Ich hatte immer noch den Eindruck, dass Hitlerwitze nicht ganz möglich sind

Ich hatte nicht auf Geselligkeit gehofft ich hatte gehofft sie
Julien Althuisius

Auf Marktplaats habe ich nach dem Spiel Who is it? gesucht, das bei meinen Töchtern in den Sommerferien ein großer Erfolg war. In meiner Gegend gab es nicht viele zu kaufen. Ich habe eine Anzeige für ein anderes Spiel gesehen, Secret Hitler. Es war die „Deluxe Edition“, mit einer orangeroten Schachtel, die unter anderem einen Totenkopf, eine sich windende Schlange und eine Friedenstaube darstellte. „Das ist das beste Spiel aller Zeiten“, schrieb mir ein befreundeter Kollege, nachdem ich einen Screenshot der Anzeige auf Instagram geteilt hatte. ‚Du weißt das?‘ Ich habe sie gebeten. „Weiß ich das?“ antwortete sie. „Ich bin der gerissenste Faschist, der dieses Spiel je gesehen hat.“

Ich fühlte mich alt und hoffnungslos naiv. Ich hatte immer noch den Eindruck, dass Hitlerwitze nicht funktionieren können und dass Hitlerunterhaltung nicht unbedingt viel weiter gehen sollte als bombastische Dokumentationen auf National Geographic. Aber anscheinend war die Welt schon bereit für ein Nazi-Gesellschaftsspiel.
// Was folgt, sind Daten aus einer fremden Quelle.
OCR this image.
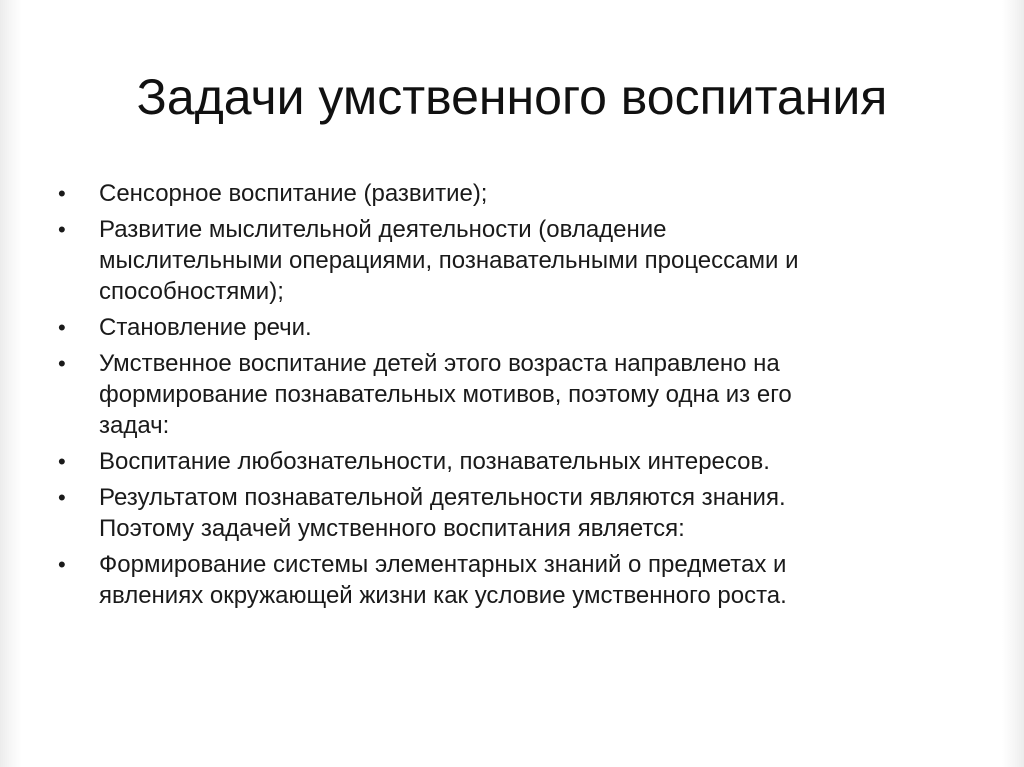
Задачи умственного воспитания
•	Сенсорное воспитание (развитие);
•	Развитие мыслительной деятельности (овладение
мыслительными операциями, познавательными процессами и
способностями);
•	Становление речи.
•	Умственное воспитание детей этого возраста направлено на
формирование познавательных мотивов, поэтому одна из его
задач:
•	Воспитание любознательности, познавательных интересов.
•	Результатом познавательной деятельности являются знания.
Поэтому задачей умственного воспитания является:
•	Формирование системы элементарных знаний о предметах и
явлениях окружающей жизни как условие умственного роста.
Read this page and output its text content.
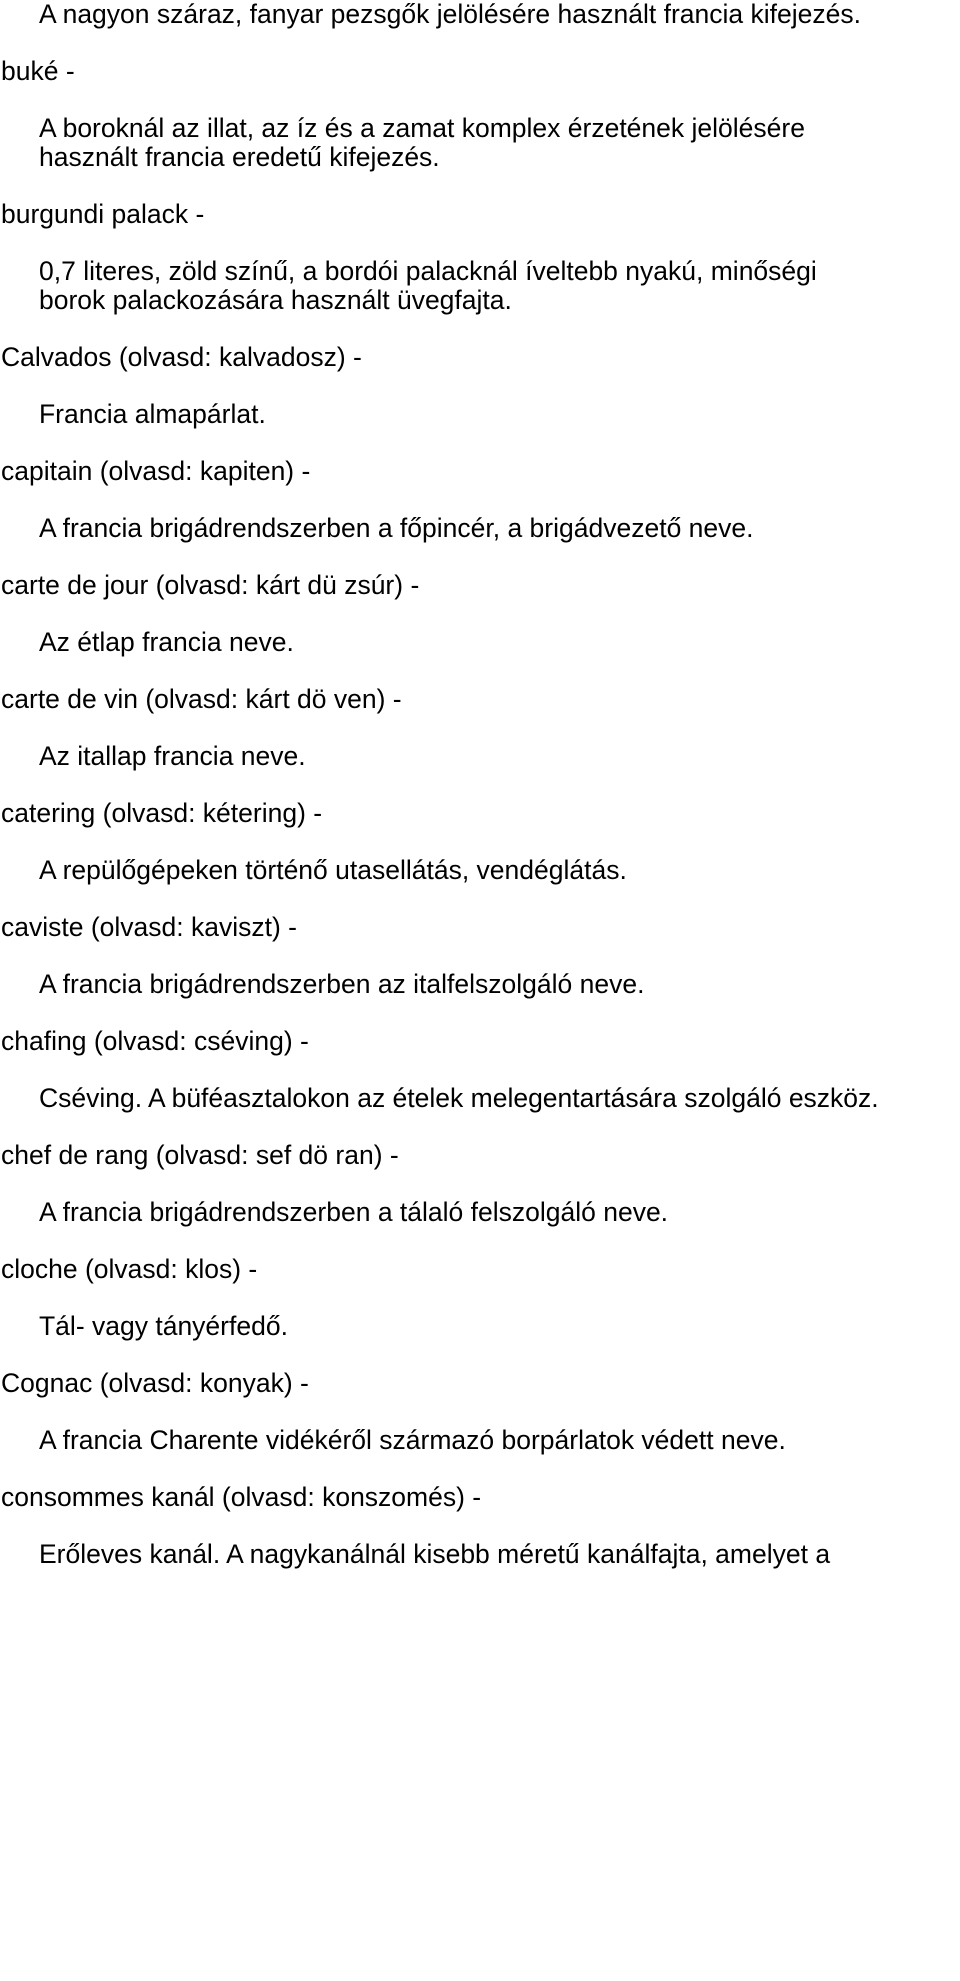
A nagyon száraz, fanyar pezsgők jelölésére használt francia kifejezés.

buké -

A boroknál az illat, az íz és a zamat komplex érzetének jelölésére

használt francia eredetű kifejezés.

burgundi palack -

0,7 literes, zöld színű, a bordói palacknál íveltebb nyakú, minőségi

borok palackozására használt üvegfajta.

Calvados (olvasd: kalvadosz) -

Francia almapárlat.

capitain (olvasd: kapiten) -

A francia brigádrendszerben a főpincér, a brigádvezető neve.

carte de jour (olvasd: kárt dü zsúr) -

Az étlap francia neve.

carte de vin (olvasd: kárt dö ven) -

Az itallap francia neve.

catering (olvasd: kétering) -

A repülőgépeken történő utasellátás, vendéglátás.

caviste (olvasd: kaviszt) -

A francia brigádrendszerben az italfelszolgáló neve.

chafing (olvasd: cséving) -

Cséving. A büféasztalokon az ételek melegentartására szolgáló eszköz.

chef de rang (olvasd: sef dö ran) -

A francia brigádrendszerben a tálaló felszolgáló neve.

cloche (olvasd: klos) -

Tál- vagy tányérfedő.

Cognac (olvasd: konyak) -

A francia Charente vidékéről származó borpárlatok védett neve.

consommes kanál (olvasd: konszomés) -

Erőleves kanál. A nagykanálnál kisebb méretű kanálfajta, amelyet a
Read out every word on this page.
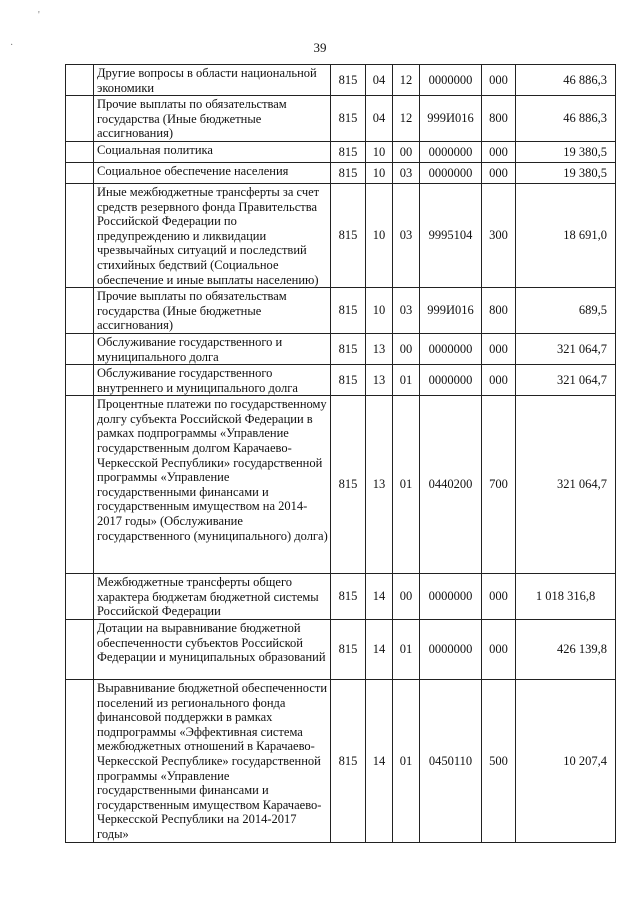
39
'
·
	Другие вопросы в области национальной экономики	815	04	12	0000000	000	46 886,3
	Прочие выплаты по обязательствам государства (Иные бюджетные ассигнования)	815	04	12	999И016	800	46 886,3
	Социальная политика	815	10	00	0000000	000	19 380,5
	Социальное обеспечение населения	815	10	03	0000000	000	19 380,5
	Иные межбюджетные трансферты за счет средств резервного фонда Правительства Российской Федерации по предупреждению и ликвидации чрезвычайных ситуаций и последствий стихийных бедствий (Социальное обеспечение и иные выплаты населению)	815	10	03	9995104	300	18 691,0
	Прочие выплаты по обязательствам государства (Иные бюджетные ассигнования)	815	10	03	999И016	800	689,5
	Обслуживание государственного и муниципального долга	815	13	00	0000000	000	321 064,7
	Обслуживание государственного внутреннего и муниципального долга	815	13	01	0000000	000	321 064,7
	Процентные платежи по государственному долгу субъекта Российской Федерации в рамках подпрограммы «Управление государственным долгом Карачаево-Черкесской Республики» государственной программы «Управление государственными финансами и государственным имуществом на 2014-2017 годы» (Обслуживание государственного (муниципального) долга)	815	13	01	0440200	700	321 064,7
	Межбюджетные трансферты общего характера бюджетам бюджетной системы Российской Федерации	815	14	00	0000000	000	1 018 316,8
	Дотации на выравнивание бюджетной обеспеченности субъектов Российской Федерации и муниципальных образований	815	14	01	0000000	000	426 139,8
	Выравнивание бюджетной обеспеченности поселений из регионального фонда финансовой поддержки в рамках подпрограммы «Эффективная система межбюджетных отношений в Карачаево-Черкесской Республике» государственной программы «Управление государственными финансами и государственным имуществом Карачаево-Черкесской Республики на 2014-2017 годы»	815	14	01	0450110	500	10 207,4
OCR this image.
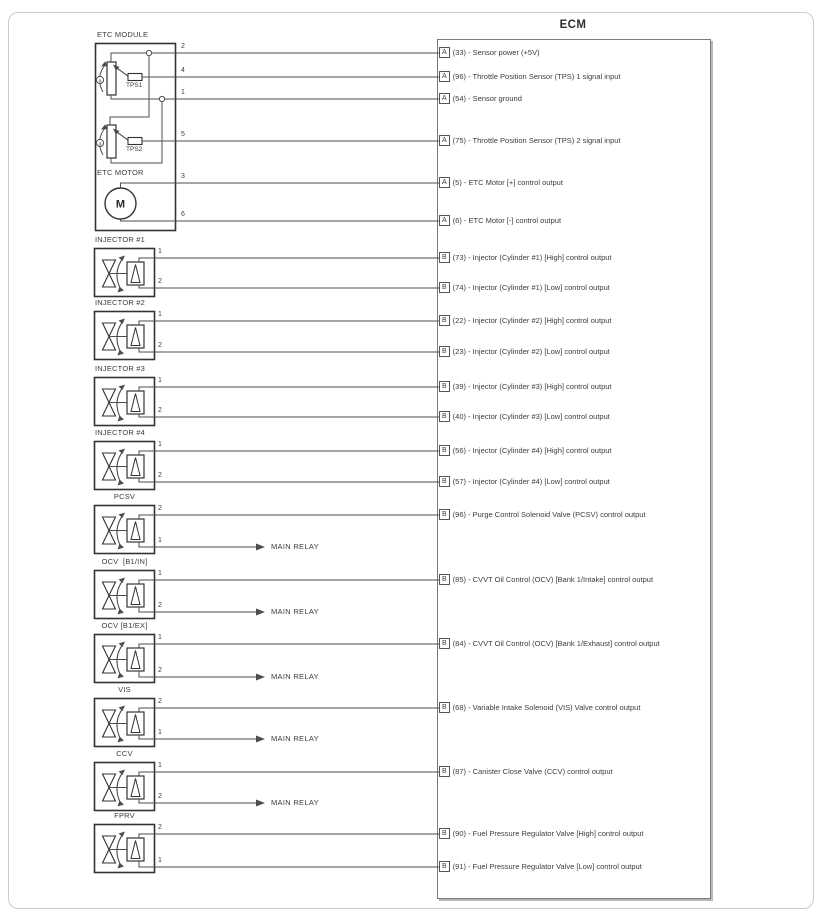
a
a
M
ECM
A (33) - Sensor power (+5V)
A (96) - Throttle Position Sensor (TPS) 1 signal input
A (54) - Sensor ground
A (75) - Throttle Position Sensor (TPS) 2 signal input
A (5) - ETC Motor [+] control output
A (6) - ETC Motor [-] control output
B (73) - Injector (Cylinder #1) [High] control output
B (74) - Injector (Cylinder #1) [Low] control output
B (22) - Injector (Cylinder #2) [High] control output
B (23) - Injector (Cylinder #2) [Low] control output
B (39) - Injector (Cylinder #3) [High] control output
B (40) - Injector (Cylinder #3) [Low] control output
B (56) - Injector (Cylinder #4) [High] control output
B (57) - Injector (Cylinder #4) [Low] control output
B (96) - Purge Control Solenoid Valve (PCSV) control output
B (85) - CVVT Oil Control (OCV) [Bank 1/Intake] control output
B (84) - CVVT Oil Control (OCV) [Bank 1/Exhaust] control output
B (68) - Variable Intake Solenoid (VIS) Valve control output
B (87) - Canister Close Valve (CCV) control output
B (90) - Fuel Pressure Regulator Valve [High] control output
B (91) - Fuel Pressure Regulator Valve [Low] control output
ETC MODULE
TPS1
TPS2
ETC MOTOR
2
4
1
5
3
6
INJECTOR #1
1
2
INJECTOR #2
1
2
INJECTOR #3
1
2
INJECTOR #4
1
2
PCSV
2
1
MAIN RELAY
OCV  [B1/IN]
1
2
MAIN RELAY
OCV [B1/EX]
1
2
MAIN RELAY
VIS
2
1
MAIN RELAY
CCV
1
2
MAIN RELAY
FPRV
2
1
Ein paar Wochen später bekam ich eine Nachricht. Darauf stand ein Datum, dazu der Text: „Geheimer Hitler in illustrer Gesellschaft. Bist du dabei?‘. Meine Neugier überwand die schwachen Hitler-Prinzipien, und an diesem Abend radelte ich zu der Adresse, die sie mir gegeben hatte. Irgendwo hatte ich erwartet, in einer verborgenen Höhle zu landen, wo Fackeln spärliches Licht spenden würden und schattenhafte Gestalten mit Kapuzen im Schatten verweilen und unverständliche Sätze murmeln würden. Aber es war nur eine geschmackvoll beleuchtete Wohnung im Obergeschoss mit einem schönen Holzboden, in der ich von einer jungen, blonden und hübschen Gastgeberin, die sich auch als schwanger herausstellte, herzlich empfangen wurde. Und auch der Rest der Gesellschaft erwies sich als recht liebenswürdig.

Wir tranken etwas, belegten Cracker mit Käse und begannen mit dem Spiel. Es ist ziemlich erklärungsbedürftig und dafür ist hier kein Platz, aber kurz gesagt geht es so: Jeder Spieler bekommt zu Beginn des Spiels eine Karte. Darin steht, ob Sie den Liberalen oder den Faschisten angehören oder ob Sie Hitler sind. Die Liberalen wissen nicht, wer der andere ist, die Faschisten schon. Hitler weiß nur, wer er ist, eine Tatsache, in der auch eine poetische Wahrheit steckt. Ich gehörte den Faschisten an, also musste ich vorgeben, ein Liberaler zu sein. Das lief besser als erhofft, aber nicht gut genug: Die fanatischen Liberalen gewannen mit spielerischer Leichtigkeit. So war die Welt für eine Weile gerettet. Hitler, das war die hübsche, blonde, schwangere Wirtin. Sie werden immer sehen.